Carbon market services — trading, advisory, verification, registry operation, and the various other functions that support market operation — represent a growing industry. Major commodity trading houses, financial services firms, and specialised carbon trading companies have built substantial commercial activity in carbon markets. The infrastructure that supports voluntary carbon market integrity, including the verification bodies that confirm project performance, represents particularly important capability that is itself a meaningful commercial category.
Technology development for carbon measurement, monitoring, reporting, and verification has emerged as an active venture capital category. Companies developing satellite-based monitoring of emissions, IoT-based monitoring of land-based carbon stocks, and various analytical capabilities supporting carbon market integrity have attracted substantial investment. The technology infrastructure supporting carbon markets is improving in ways that should further support the market’s development.
India’s Carbon Market Development
India’s carbon market development has accelerated through the establishment of the Carbon Credit Trading Scheme, which has been progressively implementing a domestic compliance carbon market for Indian industry. The scheme builds on the earlier Perform Achieve Trade scheme for energy efficiency and represents a structured progression toward more comprehensive carbon market coverage in India. The pace of implementation has been gradual, but the trajectory toward a substantial Indian carbon market is established.
Indian participation in voluntary carbon markets has been significant, with Indian projects representing a substantial share of certain voluntary credit categories including renewable energy credits, biomass-based credits, and various other project types. The challenges that affected the broader voluntary market have affected Indian project developers, who have had to adapt to the methodology and integrity requirements that have strengthened.

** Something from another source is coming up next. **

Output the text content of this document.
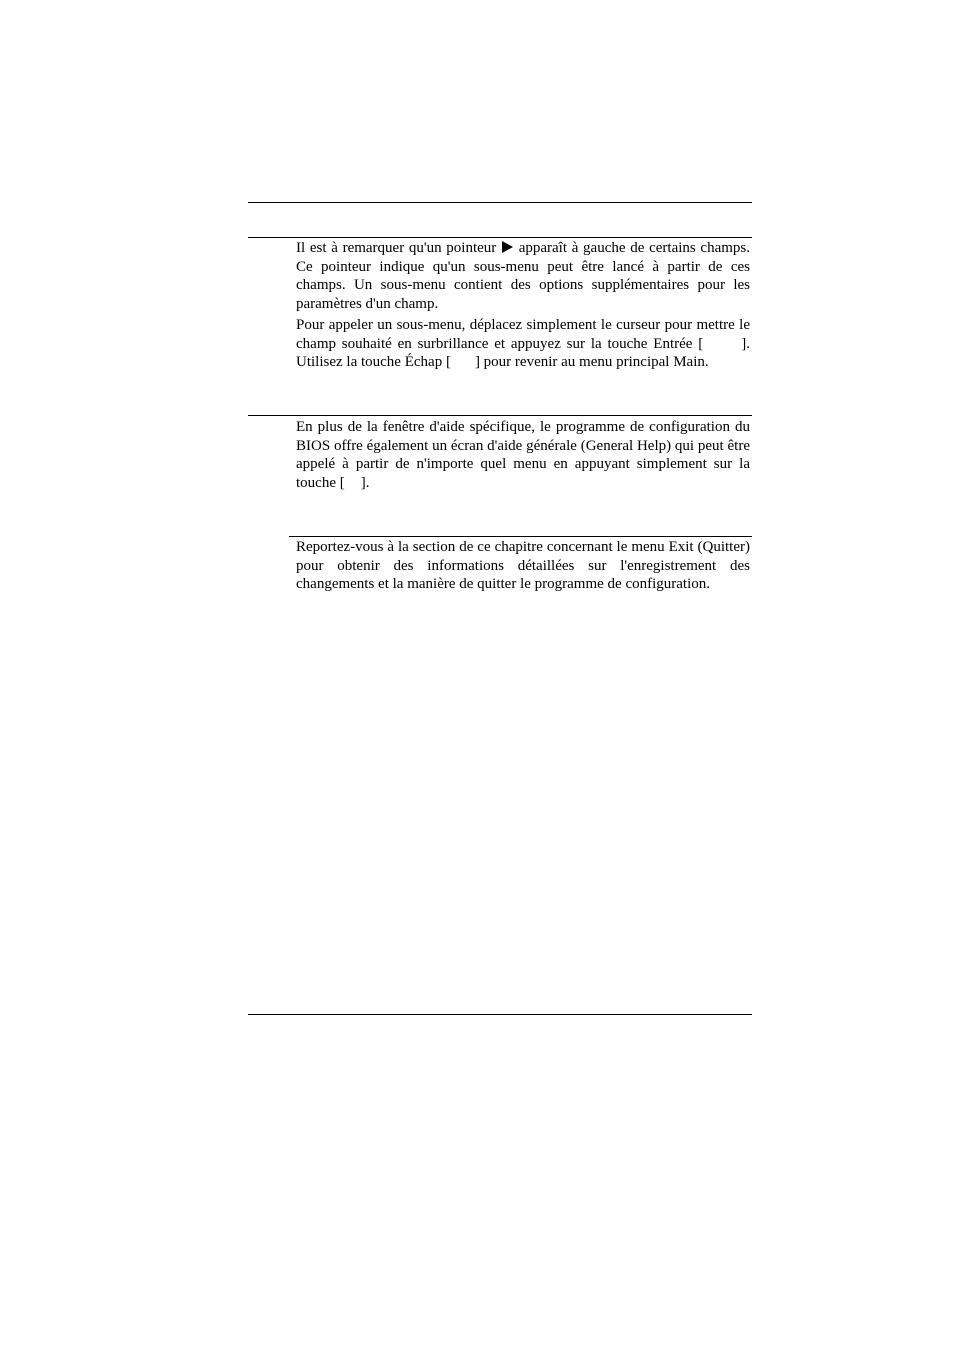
Il est à remarquer qu'un pointeur apparaît à gauche de certains champs. Ce pointeur indique qu'un sous-menu peut être lancé à partir de ces champs. Un sous-menu contient des options supplémentaires pour les paramètres d'un champ.

Pour appeler un sous-menu, déplacez simplement le curseur pour mettre le champ souhaité en surbrillance et appuyez sur la touche Entrée [	]. Utilisez la touche Échap [ ] pour revenir au menu principal Main.

En plus de la fenêtre d'aide spécifique, le programme de configuration du BIOS offre également un écran d'aide générale (General Help) qui peut être appelé à partir de n'importe quel menu en appuyant simplement sur la touche [ ].

Reportez-vous à la section de ce chapitre concernant le menu Exit (Quitter) pour obtenir des informations détaillées sur l'enregistrement des changements et la manière de quitter le programme de configuration.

What This Means for Business Leaders
For business leaders, the practical implications of the carbon market development are several. The carbon pricing exposure that companies face through compliance markets and through carbon border adjustments has become a significant element of operating cost management for companies in affected sectors. Strategic decisions about carbon emissions reduction, including capital investment in lower-emission technology and operational changes, are increasingly influenced by the carbon price signals that the markets produce.
The voluntary market participation requires more rigorous evaluation and more transparent communication than was common during the earlier voluntary market growth period. Companies using voluntary credits as part of their climate strategy need to invest in the analytical capability to evaluate credit quality, the risk management to address potential credibility issues, and the communications discipline to describe their offset activity accurately to stakeholders.
The business opportunity in carbon markets — both through participation in markets and through provision of services that support market operation — is real and growing. The companies that engage thoughtfully with this developing infrastructure will be positioned for participation in what is becoming a substantial and durable element of the global commercial environment.